Gisha argued that the Ministry of Interior has no authority to delay registering marriages of Israeli citizens, whether they marry other Israeli nationals or foreign nationals, so long as they present an admissible marriage certificate, as required by law and as instructed by the High Court in a variety of cases over the years. Gisha also argued that keeping the marital status as “under review” is not only injurious and degrading, but actually denies Israeli citizens rights and benefits granted only to people who are registered as married. In particular, this delay denies Israeli citizens who marry Gaza residents’ entry into Gaza so long as their marital status has not been updated to “married”. Gisha also argued that marital status registration has no bearing on the foreign spouse’s legal status in Israel, so that there is no justification for delaying it (the registration of the marriage itself does not automatically result in the regulation of the foreign spouse’s legal status in Israel, which is subject to separate protocols).

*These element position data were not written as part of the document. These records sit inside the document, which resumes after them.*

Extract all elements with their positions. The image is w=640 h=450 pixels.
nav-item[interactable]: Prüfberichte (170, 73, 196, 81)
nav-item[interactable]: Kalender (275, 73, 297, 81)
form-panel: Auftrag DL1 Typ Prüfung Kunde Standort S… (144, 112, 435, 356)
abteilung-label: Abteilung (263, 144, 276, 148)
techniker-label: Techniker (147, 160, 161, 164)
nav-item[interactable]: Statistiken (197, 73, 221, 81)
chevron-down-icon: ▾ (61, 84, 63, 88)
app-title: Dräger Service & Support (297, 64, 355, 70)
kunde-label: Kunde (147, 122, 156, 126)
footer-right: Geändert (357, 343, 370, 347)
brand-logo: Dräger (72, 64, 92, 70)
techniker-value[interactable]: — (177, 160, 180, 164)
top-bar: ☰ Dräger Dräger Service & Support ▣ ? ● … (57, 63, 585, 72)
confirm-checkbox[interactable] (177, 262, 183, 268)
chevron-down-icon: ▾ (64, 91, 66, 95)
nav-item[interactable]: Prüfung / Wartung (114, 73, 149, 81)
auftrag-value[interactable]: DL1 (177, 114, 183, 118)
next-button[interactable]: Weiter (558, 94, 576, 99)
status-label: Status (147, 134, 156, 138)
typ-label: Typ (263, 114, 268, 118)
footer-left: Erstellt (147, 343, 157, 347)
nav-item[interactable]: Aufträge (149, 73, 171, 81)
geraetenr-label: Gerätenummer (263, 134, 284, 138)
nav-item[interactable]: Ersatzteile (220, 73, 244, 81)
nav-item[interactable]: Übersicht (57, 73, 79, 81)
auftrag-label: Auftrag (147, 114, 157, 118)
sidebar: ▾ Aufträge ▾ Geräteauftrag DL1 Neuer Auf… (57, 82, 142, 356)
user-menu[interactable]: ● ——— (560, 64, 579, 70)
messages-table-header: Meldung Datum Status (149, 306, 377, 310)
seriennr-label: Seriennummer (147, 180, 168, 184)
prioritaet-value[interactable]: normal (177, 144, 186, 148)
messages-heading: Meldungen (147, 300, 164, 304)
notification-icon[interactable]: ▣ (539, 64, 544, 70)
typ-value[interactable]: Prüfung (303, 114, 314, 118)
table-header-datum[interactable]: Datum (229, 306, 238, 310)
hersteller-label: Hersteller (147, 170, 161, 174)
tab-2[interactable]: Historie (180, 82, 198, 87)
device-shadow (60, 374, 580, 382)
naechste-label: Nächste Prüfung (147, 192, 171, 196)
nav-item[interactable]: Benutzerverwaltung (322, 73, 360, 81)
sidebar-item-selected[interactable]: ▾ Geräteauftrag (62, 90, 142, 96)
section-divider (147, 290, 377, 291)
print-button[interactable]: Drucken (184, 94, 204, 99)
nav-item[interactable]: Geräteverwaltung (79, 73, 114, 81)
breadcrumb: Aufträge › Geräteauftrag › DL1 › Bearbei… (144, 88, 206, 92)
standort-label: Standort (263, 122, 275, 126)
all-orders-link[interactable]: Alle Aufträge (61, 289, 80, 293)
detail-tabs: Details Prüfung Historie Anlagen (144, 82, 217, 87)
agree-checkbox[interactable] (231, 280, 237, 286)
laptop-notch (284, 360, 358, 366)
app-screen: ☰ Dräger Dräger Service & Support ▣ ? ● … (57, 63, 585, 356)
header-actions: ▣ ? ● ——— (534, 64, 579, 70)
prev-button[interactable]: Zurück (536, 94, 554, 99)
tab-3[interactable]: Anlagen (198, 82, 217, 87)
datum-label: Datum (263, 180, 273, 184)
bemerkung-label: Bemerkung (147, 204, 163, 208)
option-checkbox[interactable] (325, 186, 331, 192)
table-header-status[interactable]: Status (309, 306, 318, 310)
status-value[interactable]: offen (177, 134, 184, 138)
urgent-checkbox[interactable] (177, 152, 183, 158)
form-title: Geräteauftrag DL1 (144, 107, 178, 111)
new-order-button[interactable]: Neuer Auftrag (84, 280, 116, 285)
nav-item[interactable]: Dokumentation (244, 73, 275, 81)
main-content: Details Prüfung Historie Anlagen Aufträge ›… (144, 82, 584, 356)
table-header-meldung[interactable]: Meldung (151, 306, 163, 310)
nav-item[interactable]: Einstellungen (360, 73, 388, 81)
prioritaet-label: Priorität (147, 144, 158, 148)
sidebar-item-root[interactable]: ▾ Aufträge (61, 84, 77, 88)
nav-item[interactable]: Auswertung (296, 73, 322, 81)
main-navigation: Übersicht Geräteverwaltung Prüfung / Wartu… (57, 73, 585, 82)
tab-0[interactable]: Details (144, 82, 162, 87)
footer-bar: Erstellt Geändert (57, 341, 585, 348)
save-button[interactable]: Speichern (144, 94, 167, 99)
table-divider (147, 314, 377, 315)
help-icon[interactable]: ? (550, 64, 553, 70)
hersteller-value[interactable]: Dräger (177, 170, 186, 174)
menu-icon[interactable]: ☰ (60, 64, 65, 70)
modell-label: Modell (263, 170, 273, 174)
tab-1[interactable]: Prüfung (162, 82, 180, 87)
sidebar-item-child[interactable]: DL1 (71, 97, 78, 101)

At the conclusion of the hearing held for the petition on July 13, 2016, the court proposed that the state consider updating the martial status of Israelis who present an admissible Israeli marriage certificate to “married” immediately, and add an annotation that the status is subject to further inquiries. The state rejected the proposition (Hebrew) in its response on September 27, 2016, and insisted that the probationary period is necessary for ascertaining the admissibility and authenticity of the marriage certificate presented to it.

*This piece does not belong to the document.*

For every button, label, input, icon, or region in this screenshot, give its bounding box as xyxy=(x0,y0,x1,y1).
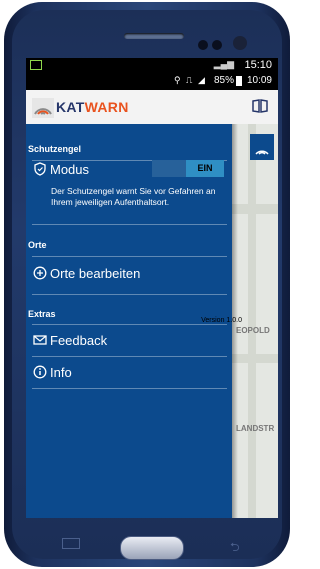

In another hearing (Hebrew) held in the petition on December 6, 2016, counsel for Gisha repeated our arguments and insisted the petition be accepted in its entirety – both for persons presenting Israeli marriage certificates and those presenting foreign ones. During the hearing, and after questions posed by the justices, counsel for the state admitted the probationary period is not required for guaranteeing the authenticity of the marriage certificates, but for distinguishing between those who married foreigners and those who married Israelis. The purpose of this distinction was not clarified.
After the hearing, the High Court decided to issue an order nisi (Hebrew), giving the state 60 days to explain the grounds for distinguishing between marriages between Israelis and marriages between Israelis and foreigners, which would justify delaying registration.